3. At this stage, all search units (p_i, f_i) are known to yield at
   least some results.  We now continue by trying boolean query as
   specified by the user.  The execution priority goes from left to
   right, the known boolean operators are:

      +  for set intersection
      -  for set difference
      |  for set union

   In our example, we proceed by doing the set intersections of
   (author, ellis), (reportnumber,TH), (reportnumber,2003),
   (reportnumber,114), followed by set differentiation with (anyfield,
   muon), followed by set intersection with (anyfield, energ*) and
   (title, "Kaon decays and the flavour problem").

   3-1. If this gives some hits, we proceed to stage 4.

   3-2. If this does not give any hit, we display the number of hits
        found for each search unit, advise the user to combine his
        search terms differently, and we stop.

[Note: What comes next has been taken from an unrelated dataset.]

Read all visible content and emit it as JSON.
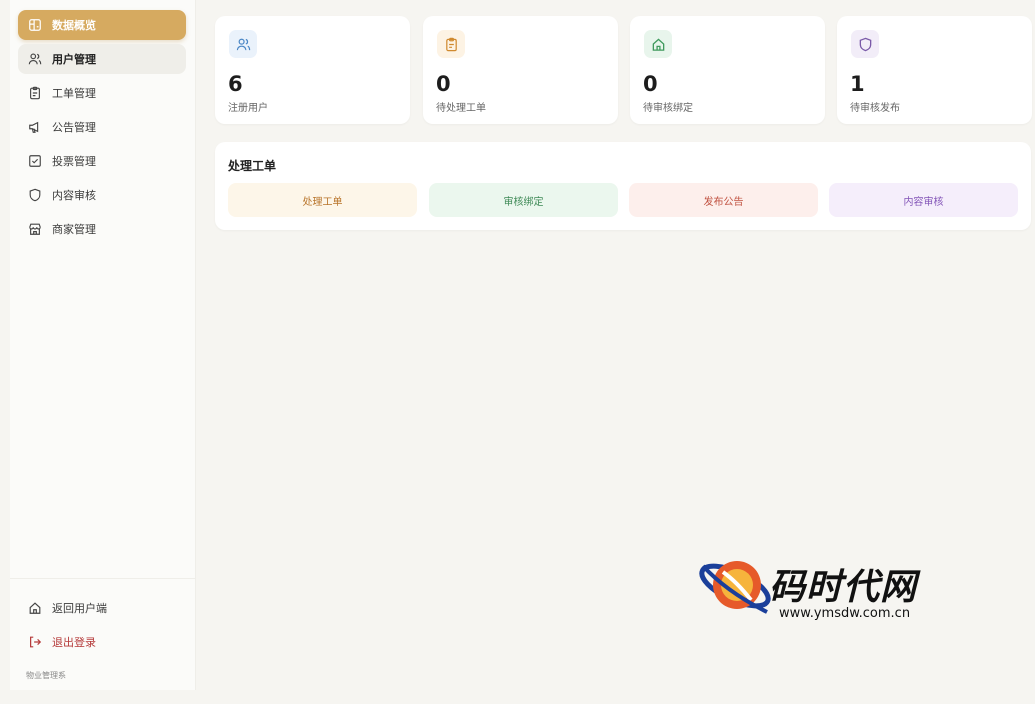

4. At this stage, the boolean query (p_1, f_1), (p_2, f_2), ... ,
   (p_n, f_n) is known to yield some results.  We now continue by
   checking whether these results fall into collections c_j that the
   user has chosen.  This is done by performing a set intersection of
   the results obtained so far with the collection universe for c_j.

   4-1. If this gives some hits, we proceed to stage 5.

   4-2. If this does not give any hit, we first try to look for the
        query in any public collection.

        4-2-1. If this gives some hits, we warn the user that no match
               could have been found in his c_j choice but that there
               are hits in other public collections.  We propose a
               link to get them and we stop.

        4-2-2. If this does not give any hit, then there must have
               been some hits in some of the restricted collections.
               We display a warning that the restricted collections
               must be explicitly selected before searching and we
               stop.

5. At this stage, the boolean query (p_i, f_i) within c_j is known to
   yield some results.  We now proceed by checking additional search
   limits l_k imposed by the user.  This is done by subsequent set
   intersections of the results obtained so far with the universe of
   records matching limiting criteria (l_1, l_2, ..., l_o).

   5-1. If this gives some hits, we proceed to stage 6.

   5-2. If this does not give any hit for a certain l_k, we warn the
        user that no match could have been found for his l_o choices
        and proceed to stage 6 with the results obtained so far.

6. We are done and may display the results.